Tous n’ont pas non plus accès aux mêmes vaccins. Si les pays occidentaux privilégient les laboratoires américains et européens, les pays émergents, pour leur part, s’approvisionnent en grand nombre auprès des Chinois et des Russes.
Cela n’a rien d’étonnant, soutient Diego Rosselli, professeur à l’école de médecine de la Pontificia Universidad Javeriana, à Bogota, dans la mesure où les pays riches ont accaparé les vaccins de Pfizer, Moderna et autres compagnies pharmaceutiques occidentales, avec lesquelles ils ont conclu des contrats dès les tout débuts de la course au vaccin, l’été dernier.
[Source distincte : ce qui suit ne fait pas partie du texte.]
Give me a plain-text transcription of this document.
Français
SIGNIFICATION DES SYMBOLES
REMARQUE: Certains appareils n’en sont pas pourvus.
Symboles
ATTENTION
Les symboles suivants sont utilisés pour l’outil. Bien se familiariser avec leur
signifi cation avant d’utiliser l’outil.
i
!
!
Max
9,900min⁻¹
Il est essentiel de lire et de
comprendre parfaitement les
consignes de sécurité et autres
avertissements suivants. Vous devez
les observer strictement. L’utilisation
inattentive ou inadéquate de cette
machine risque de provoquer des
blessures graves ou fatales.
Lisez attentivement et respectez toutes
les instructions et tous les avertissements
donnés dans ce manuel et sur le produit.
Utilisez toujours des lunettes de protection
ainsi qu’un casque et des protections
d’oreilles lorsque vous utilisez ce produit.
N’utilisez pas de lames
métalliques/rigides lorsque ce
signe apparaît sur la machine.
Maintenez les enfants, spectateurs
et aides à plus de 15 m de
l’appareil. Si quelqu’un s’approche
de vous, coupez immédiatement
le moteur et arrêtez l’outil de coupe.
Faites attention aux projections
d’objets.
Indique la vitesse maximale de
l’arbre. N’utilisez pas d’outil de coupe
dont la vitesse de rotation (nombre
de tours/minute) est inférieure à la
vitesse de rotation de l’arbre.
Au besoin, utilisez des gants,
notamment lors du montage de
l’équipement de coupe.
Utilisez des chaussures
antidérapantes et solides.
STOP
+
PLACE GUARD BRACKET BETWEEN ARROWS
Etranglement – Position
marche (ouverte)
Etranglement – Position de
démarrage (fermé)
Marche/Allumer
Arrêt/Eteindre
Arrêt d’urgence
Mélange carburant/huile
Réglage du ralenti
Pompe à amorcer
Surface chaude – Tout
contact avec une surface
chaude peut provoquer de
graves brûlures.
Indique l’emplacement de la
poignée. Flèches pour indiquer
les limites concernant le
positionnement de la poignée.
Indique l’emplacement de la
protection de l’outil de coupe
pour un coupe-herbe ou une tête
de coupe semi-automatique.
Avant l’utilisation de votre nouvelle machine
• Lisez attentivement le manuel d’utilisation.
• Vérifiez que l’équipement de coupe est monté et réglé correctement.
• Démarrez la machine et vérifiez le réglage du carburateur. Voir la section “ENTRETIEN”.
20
Dès la fin de l’été 2020, les États-Unis, les pays de l’Union européenne et le Canada ont acheté assez de doses pour couvrir plus que l’ensemble de leur population. À l’autre extrême, beaucoup de pays de l’Amérique latine, de l’Afrique et de l’Asie n’ont pas encore acheté assez de doses pour tous leurs habitants.
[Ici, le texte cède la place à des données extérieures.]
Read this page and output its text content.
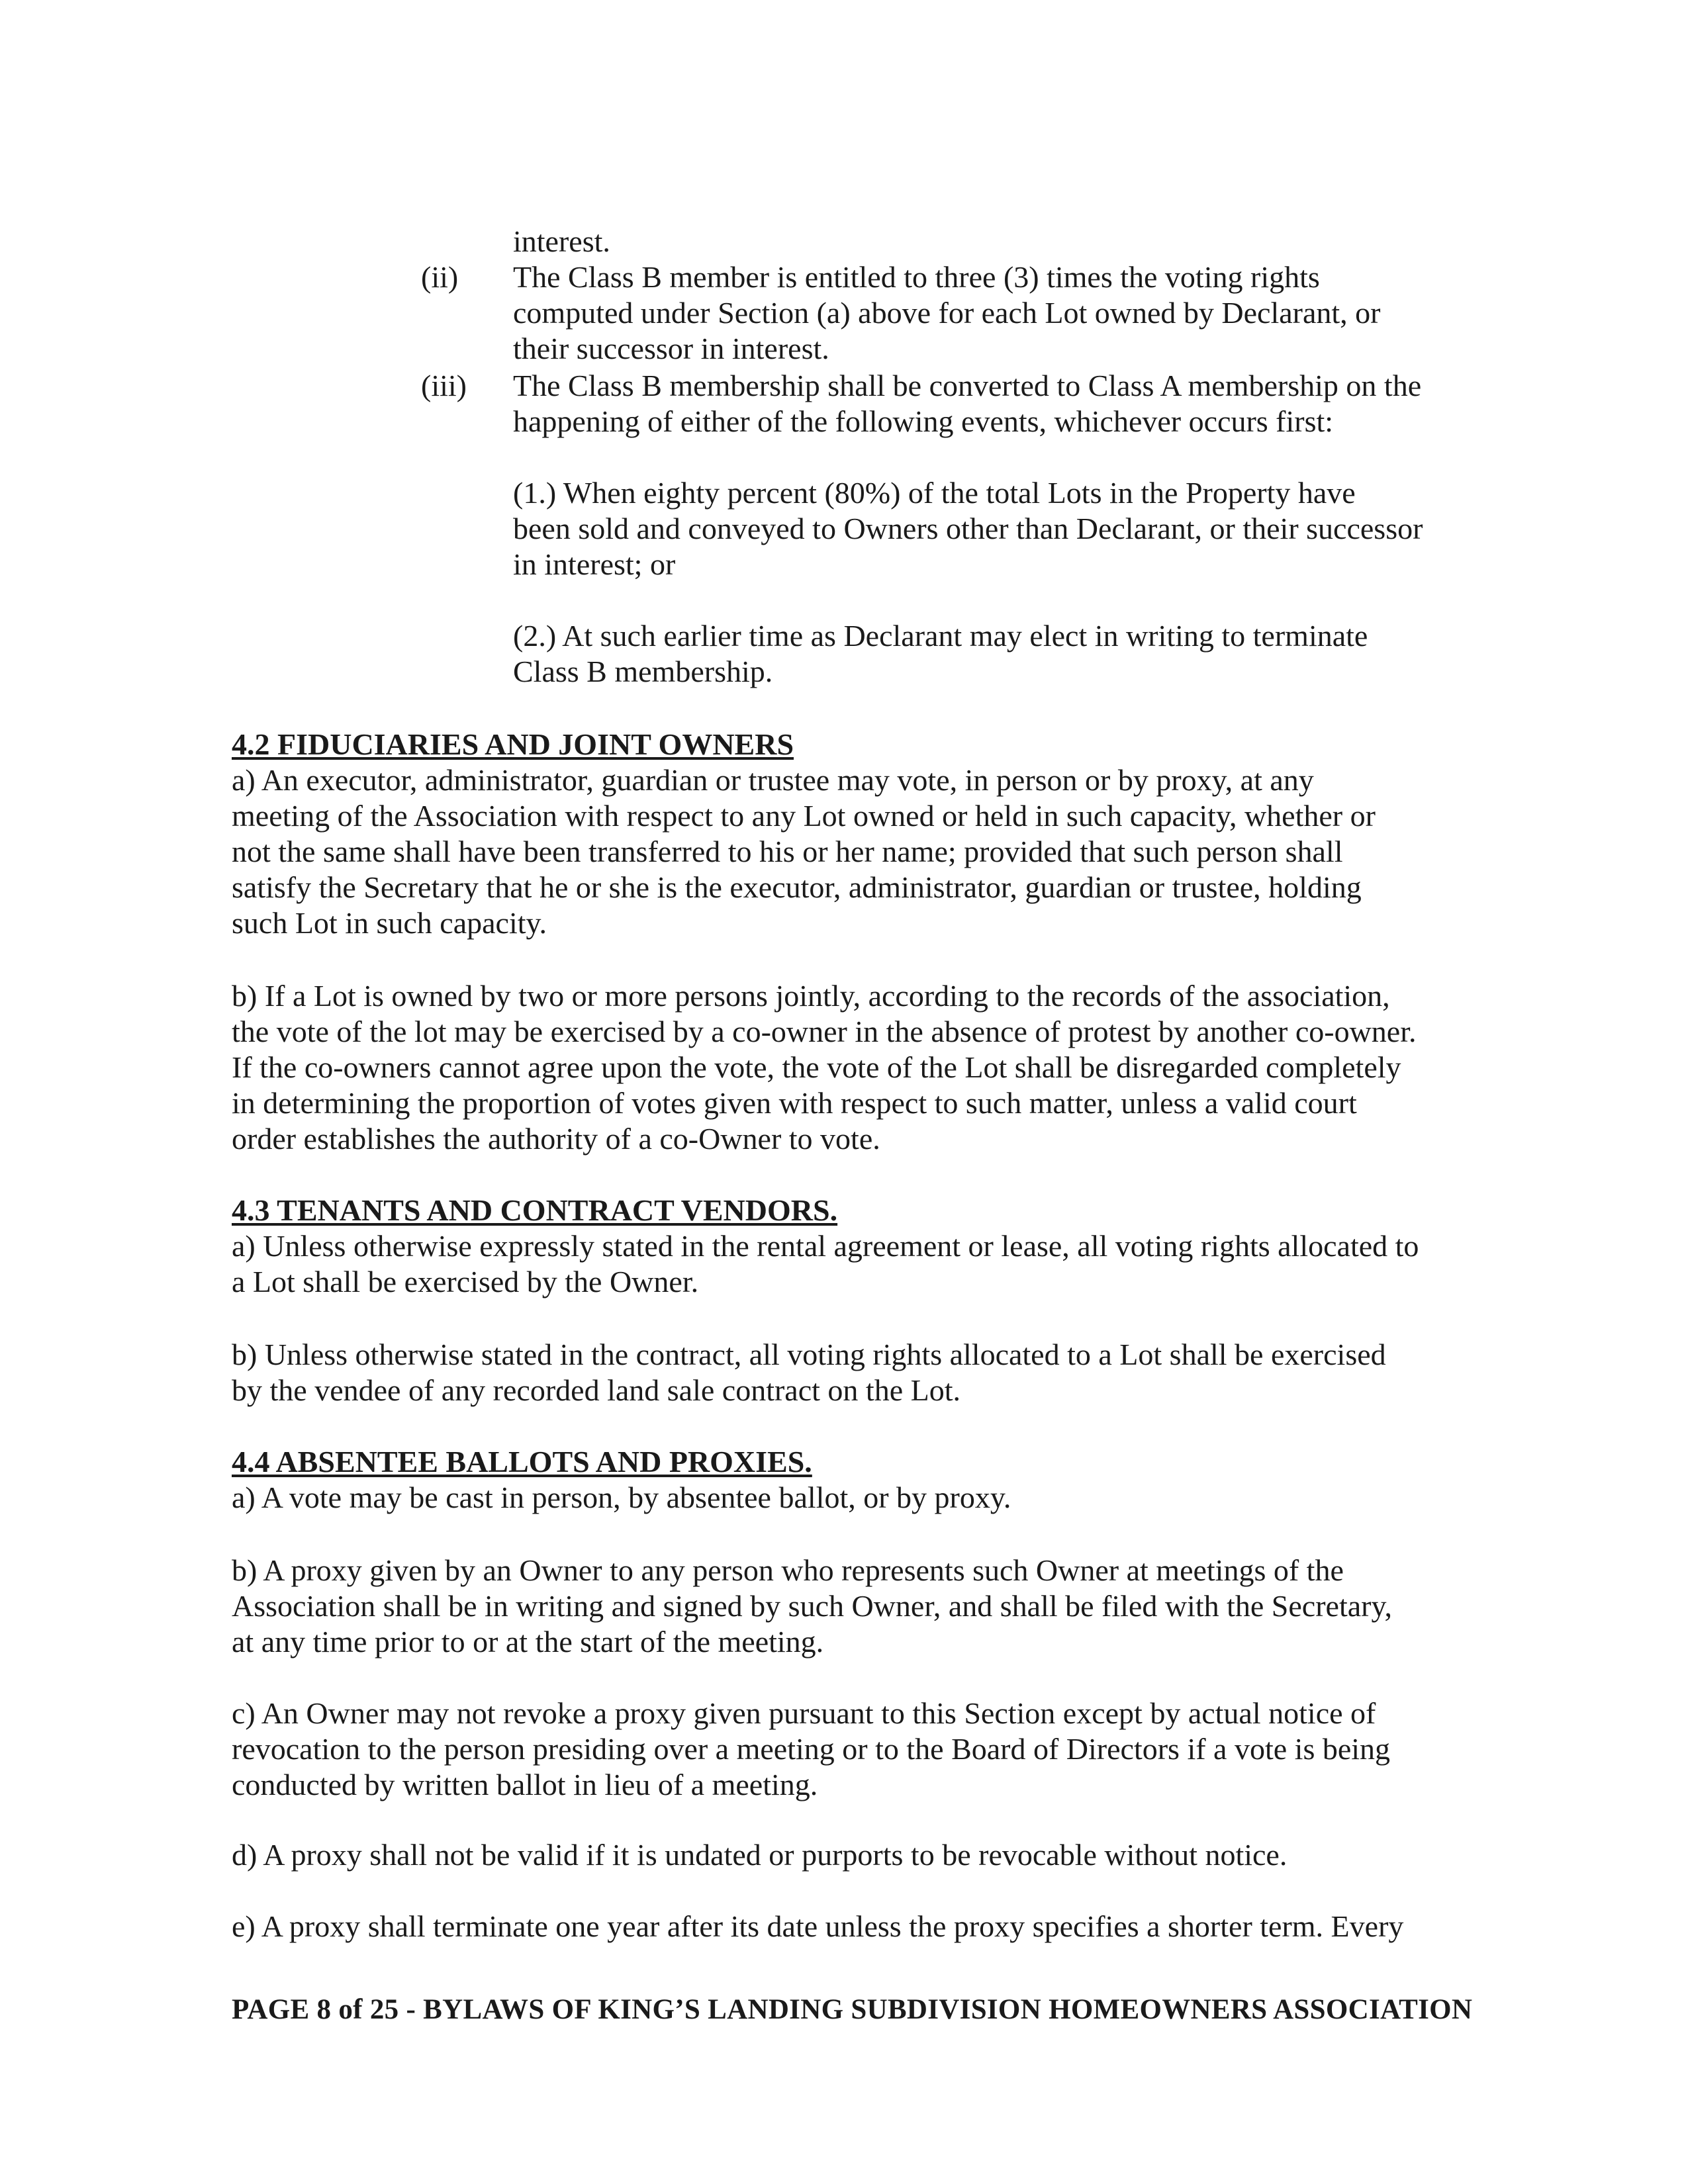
interest.
(ii) The Class B member is entitled to three (3) times the voting rights
computed under Section (a) above for each Lot owned by Declarant, or
their successor in interest.
(iii) The Class B membership shall be converted to Class A membership on the
happening of either of the following events, whichever occurs first:
(1.) When eighty percent (80%) of the total Lots in the Property have
been sold and conveyed to Owners other than Declarant, or their successor
in interest; or
(2.) At such earlier time as Declarant may elect in writing to terminate
Class B membership.
4.2 FIDUCIARIES AND JOINT OWNERS
a) An executor, administrator, guardian or trustee may vote, in person or by proxy, at any
meeting of the Association with respect to any Lot owned or held in such capacity, whether or
not the same shall have been transferred to his or her name; provided that such person shall
satisfy the Secretary that he or she is the executor, administrator, guardian or trustee, holding
such Lot in such capacity.
b) If a Lot is owned by two or more persons jointly, according to the records of the association,
the vote of the lot may be exercised by a co-owner in the absence of protest by another co-owner.
If the co-owners cannot agree upon the vote, the vote of the Lot shall be disregarded completely
in determining the proportion of votes given with respect to such matter, unless a valid court
order establishes the authority of a co-Owner to vote.
4.3 TENANTS AND CONTRACT VENDORS.
a) Unless otherwise expressly stated in the rental agreement or lease, all voting rights allocated to
a Lot shall be exercised by the Owner.
b) Unless otherwise stated in the contract, all voting rights allocated to a Lot shall be exercised
by the vendee of any recorded land sale contract on the Lot.
4.4 ABSENTEE BALLOTS AND PROXIES.
a) A vote may be cast in person, by absentee ballot, or by proxy.
b) A proxy given by an Owner to any person who represents such Owner at meetings of the
Association shall be in writing and signed by such Owner, and shall be filed with the Secretary,
at any time prior to or at the start of the meeting.
c) An Owner may not revoke a proxy given pursuant to this Section except by actual notice of
revocation to the person presiding over a meeting or to the Board of Directors if a vote is being
conducted by written ballot in lieu of a meeting.
d) A proxy shall not be valid if it is undated or purports to be revocable without notice.
e) A proxy shall terminate one year after its date unless the proxy specifies a shorter term. Every
PAGE 8 of 25 - BYLAWS OF KING’S LANDING SUBDIVISION HOMEOWNERS ASSOCIATION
Cet accaparement s’est ajouté au protectionnisme exacerbé des pays où sont implantés les fabricants de vaccins, ce qui pousse les pays émergents à négocier avec d’autres fournisseurs.
On en a beaucoup parlé dans les médias ici et c’est une des raisons pour lesquelles la Colombie a fini par faire affaire avec les Chinois, affirme M. Rosselli.
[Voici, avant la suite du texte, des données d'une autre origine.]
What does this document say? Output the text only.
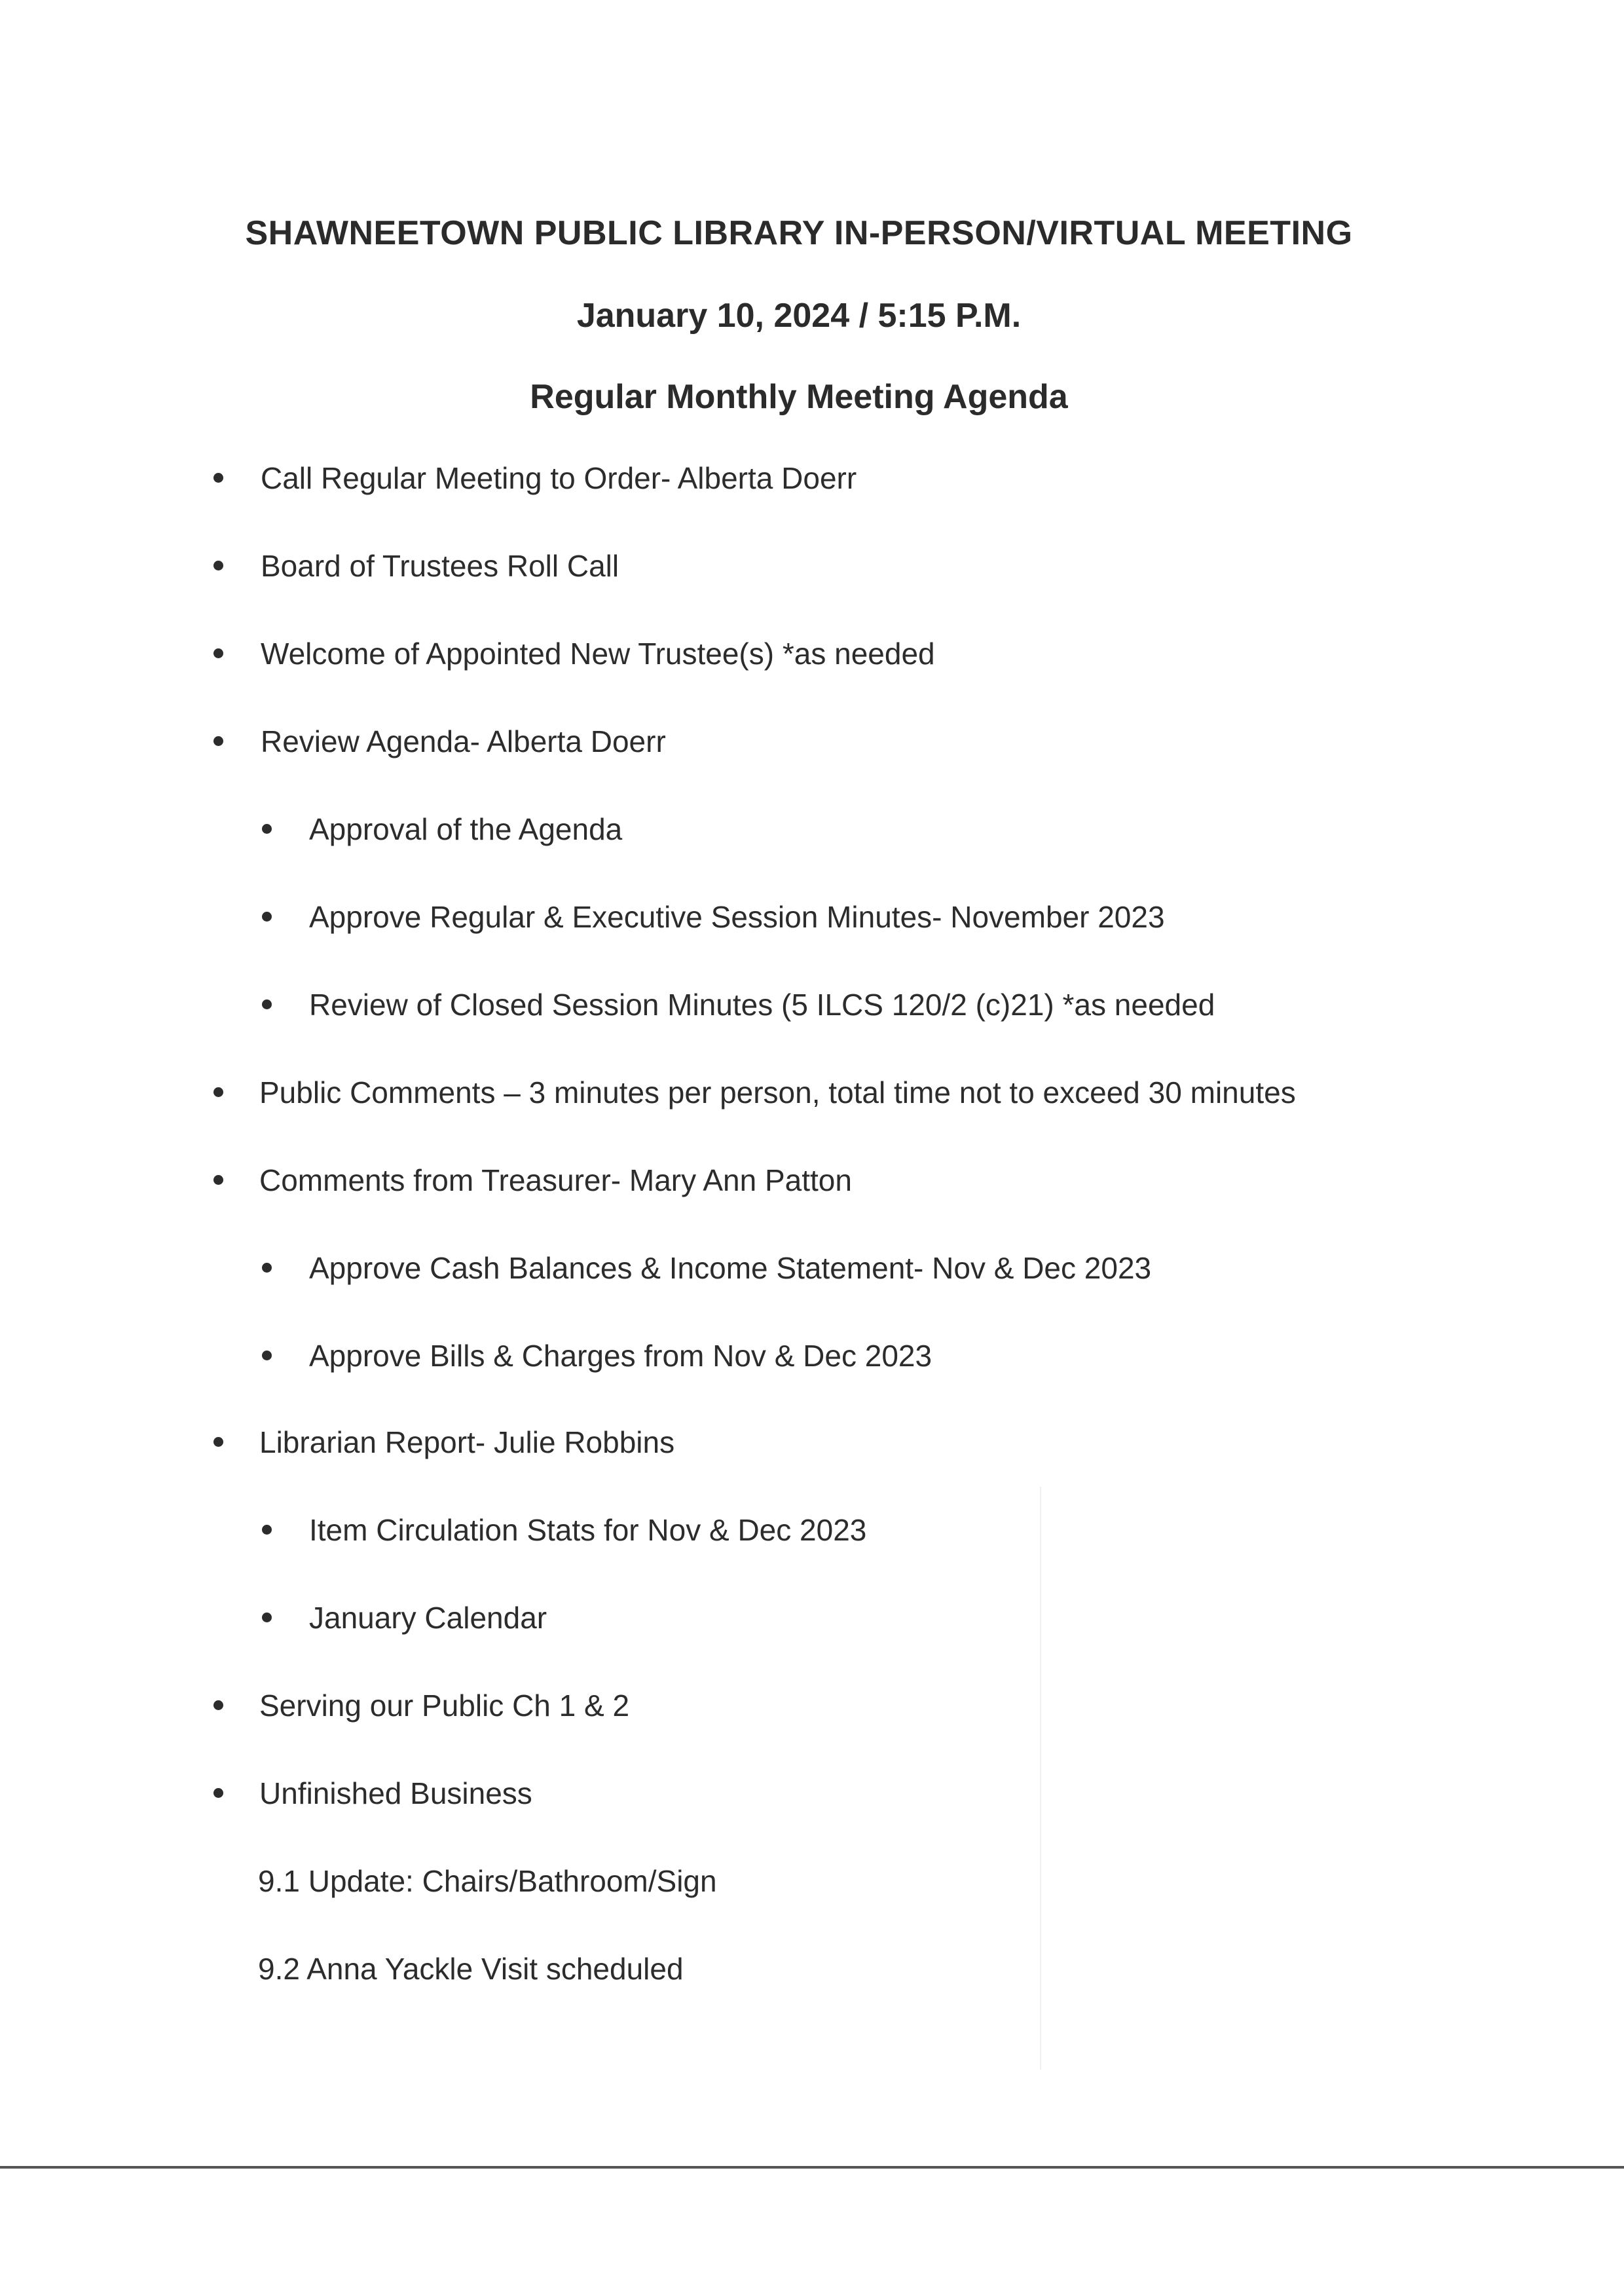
SHAWNEETOWN PUBLIC LIBRARY IN-PERSON/VIRTUAL MEETING
January 10, 2024 / 5:15 P.M.
Regular Monthly Meeting Agenda
Call Regular Meeting to Order- Alberta Doerr
Board of Trustees Roll Call
Welcome of Appointed New Trustee(s) *as needed
Review Agenda- Alberta Doerr
Approval of the Agenda
Approve Regular & Executive Session Minutes- November 2023
Review of Closed Session Minutes (5 ILCS 120/2 (c)21) *as needed
Public Comments – 3 minutes per person, total time not to exceed 30 minutes
Comments from Treasurer- Mary Ann Patton
Approve Cash Balances & Income Statement- Nov & Dec 2023
Approve Bills & Charges from Nov & Dec 2023
Librarian Report- Julie Robbins
Item Circulation Stats for Nov & Dec 2023
January Calendar
Serving our Public Ch 1 & 2
Unfinished Business
9.1 Update: Chairs/Bathroom/Sign
9.2 Anna Yackle Visit scheduled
Si les Américains veulent garder leurs vaccins et les Européens les leurs, au moins nous avons l’option des vaccins russes et chinois. Diego Rosselli, professeur à l’école de médecine de la Pontificia Universidad Javeriana, à Bogota
N’ayant pas accès aux vaccins approuvés par l’OMS et pour ne pas devoir attendre les dons des pays riches, la plupart des pays latino-américains, ainsi que des dizaines de pays africains et asiatiques ont acheté de grandes quantités de vaccins produits par les laboratoires Sinovac, Cansino et Sinopharm (Chine), ainsi que Gamaleya (Russie). Une plus petite quantité a acheté des vaccins produits par Vector (Russie) et Bharat Biotech (Inde). Aucun de ces vaccins n’a encore été approuvé par l’OMS ni par des pays occidentaux. Ils se trouvent dans la troisième phase des essais cliniques.
C’est bien cela qui pose problème, note M. Rosselli. Puisque les études n’ont pas été rendues publiques, on se questionne sur leur efficacité et leur innocuité. Il y a un peu de méfiance, souligne le chercheur.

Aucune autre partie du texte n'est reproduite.